Wayland is far from mature, even with xorg-xwayland.
I personally use it with (fairly uptodate) KDE/Plasma on a Intel Iris Xe Graphics, and still get some annoyances.
1) I’ve been daily driving Wayland for six years and the only pain I have is that IntelliJ is blurry at 4K
2) Nothing in the parent comment even mentioned Wayland, unless it has been edited- they're saying that people don’t run X.org as root these days (which I am not certain of, since I haven't been running it for so long)
For example: Inter-application communication to allow time-tracking apps, automation, accessibility, and a thousand other use cases. (I can't live without barrier and x over ssh)
Wayland is designed to block this feature. Which means it will always remain a niche, only useful for those running multiple monitors with different refresh rates. And even those people are limited to AMD GPUs. So that's a very small niche of a very small niche.

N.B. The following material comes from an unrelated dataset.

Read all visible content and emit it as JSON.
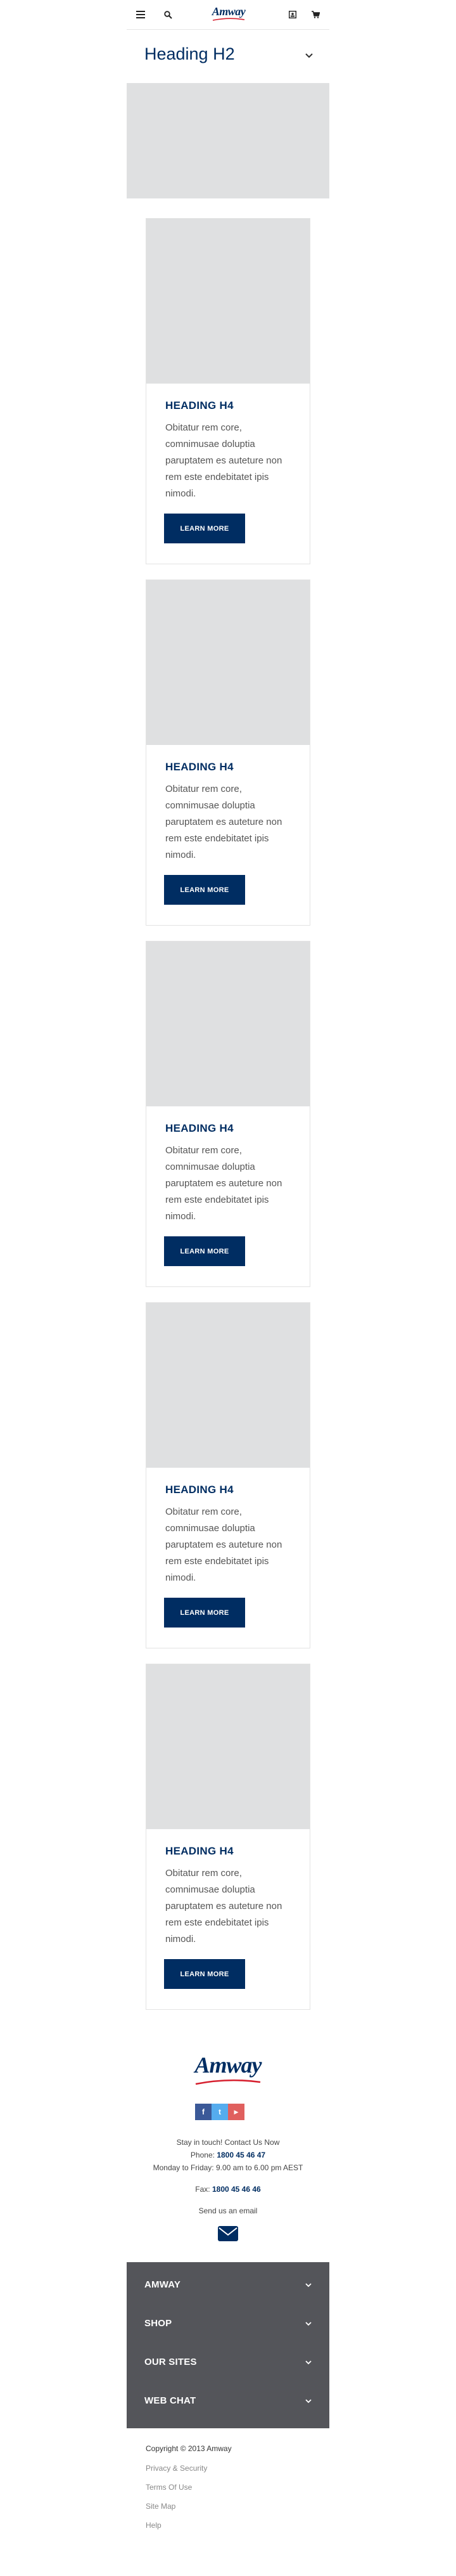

And KDE just built a screen recorder for Wayland. But why bother rewriting all of these tools, when perfectly good, battle-tested solutions already exist in X? Many software makers are unwilling to rewrite their apps from the ground up just to work on a niche system.
Yes, they have made that quite clear. I think it is a real shame that so much time has to be given fixing bugs and recreating software that already exists, rather than developing interesting new software on a stable platform.
It is not designed to block this feature, it just has absolutely nothing to do with a goddamn display protocol. The linux userspace is definitely lacking in many other areas but that is simply due to no unified solution (inherent in bazaar style development), and an insane reliance on C for everything.